Пол мог бы мысленно повторить шаг за шагом, словно по ступеням лестницы, тот путь, который в итоге вывел его по жизни туда, где он сейчас и находился. Нэнси исчезла. Он впал в отчаянье. С Шарон они познакомились в магазине, где торговали багетами. Она выбирала там рамку для своего диплома об окончании кулинарного училища, а он – багет для дарственной фотографии от губернатора. Они разговорились. Обменялись мерами телефонов. Пол позвонил. Она была привлекательней, интеллигентной, главное – установившейся. Она не отлилась особыми способностями за пределами кухни, которую действительно любила, и от нее не исходило то сверхъестественное течение, которое отличало Нэнси. Если бы такая штука, как прошлые жизни, и впрямь существовала, он мог бы представить себе с дюжину разных душ, прошедших через Нэнси. В Шарон же невозможно было увидеть никого, кроме Шарон.

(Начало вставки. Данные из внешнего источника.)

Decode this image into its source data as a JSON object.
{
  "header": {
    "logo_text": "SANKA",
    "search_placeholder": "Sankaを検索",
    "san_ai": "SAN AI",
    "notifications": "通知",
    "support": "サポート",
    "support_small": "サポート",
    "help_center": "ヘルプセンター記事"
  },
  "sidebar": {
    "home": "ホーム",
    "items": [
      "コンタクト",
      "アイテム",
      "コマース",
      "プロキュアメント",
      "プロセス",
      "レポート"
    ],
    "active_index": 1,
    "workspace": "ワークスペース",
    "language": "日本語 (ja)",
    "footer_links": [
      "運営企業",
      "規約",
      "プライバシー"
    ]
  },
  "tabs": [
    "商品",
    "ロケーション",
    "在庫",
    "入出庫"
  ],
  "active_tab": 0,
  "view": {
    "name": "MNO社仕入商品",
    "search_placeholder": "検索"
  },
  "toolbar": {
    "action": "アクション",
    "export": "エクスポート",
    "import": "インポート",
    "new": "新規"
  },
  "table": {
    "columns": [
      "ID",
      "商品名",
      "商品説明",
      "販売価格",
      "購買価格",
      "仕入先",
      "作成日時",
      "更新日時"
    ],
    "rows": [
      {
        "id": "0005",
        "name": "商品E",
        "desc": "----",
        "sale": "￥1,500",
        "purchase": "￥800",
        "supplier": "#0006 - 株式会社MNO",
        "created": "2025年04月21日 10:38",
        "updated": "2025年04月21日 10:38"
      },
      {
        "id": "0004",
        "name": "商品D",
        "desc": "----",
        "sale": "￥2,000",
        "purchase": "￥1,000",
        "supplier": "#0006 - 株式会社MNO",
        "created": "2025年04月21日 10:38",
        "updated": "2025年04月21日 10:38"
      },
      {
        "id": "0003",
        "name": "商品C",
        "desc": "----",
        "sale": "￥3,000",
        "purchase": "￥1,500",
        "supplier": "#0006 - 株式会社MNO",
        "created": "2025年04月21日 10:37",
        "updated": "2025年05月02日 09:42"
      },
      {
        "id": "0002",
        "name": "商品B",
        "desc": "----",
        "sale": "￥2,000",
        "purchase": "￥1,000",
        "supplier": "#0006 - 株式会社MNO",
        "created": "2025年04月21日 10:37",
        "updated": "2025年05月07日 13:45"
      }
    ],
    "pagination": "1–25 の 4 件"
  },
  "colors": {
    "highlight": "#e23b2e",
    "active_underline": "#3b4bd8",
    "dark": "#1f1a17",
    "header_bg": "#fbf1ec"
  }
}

Вот и славно, сказал он тогда себе. Ты хотел угомониться и растить детей вместе с таким человеком, который способен угомониться. А Нэнси была какой угодно, только не такой. Сегодня его жизнь была далека от идеала, но даже если учесть, что он не испытывал все время райских ощущений от совместной жизни с Шарон, он был счастлив, что работает в Вашингтоне и что живет с семьей, которая любит его и уважает и не собирается куда-то там сбежать. Уважала ли Нэнси его в действительности? Что она видела в нем на самом деле? Все те последовавшие за ее исчезновением месяцы, когда он уже закончил судить и рядить по поводу их взаимоотношений и его любовь обратилась в пепел, ему так и не удалось по-настоящему разобраться, что же сам он привнес в этот праздник.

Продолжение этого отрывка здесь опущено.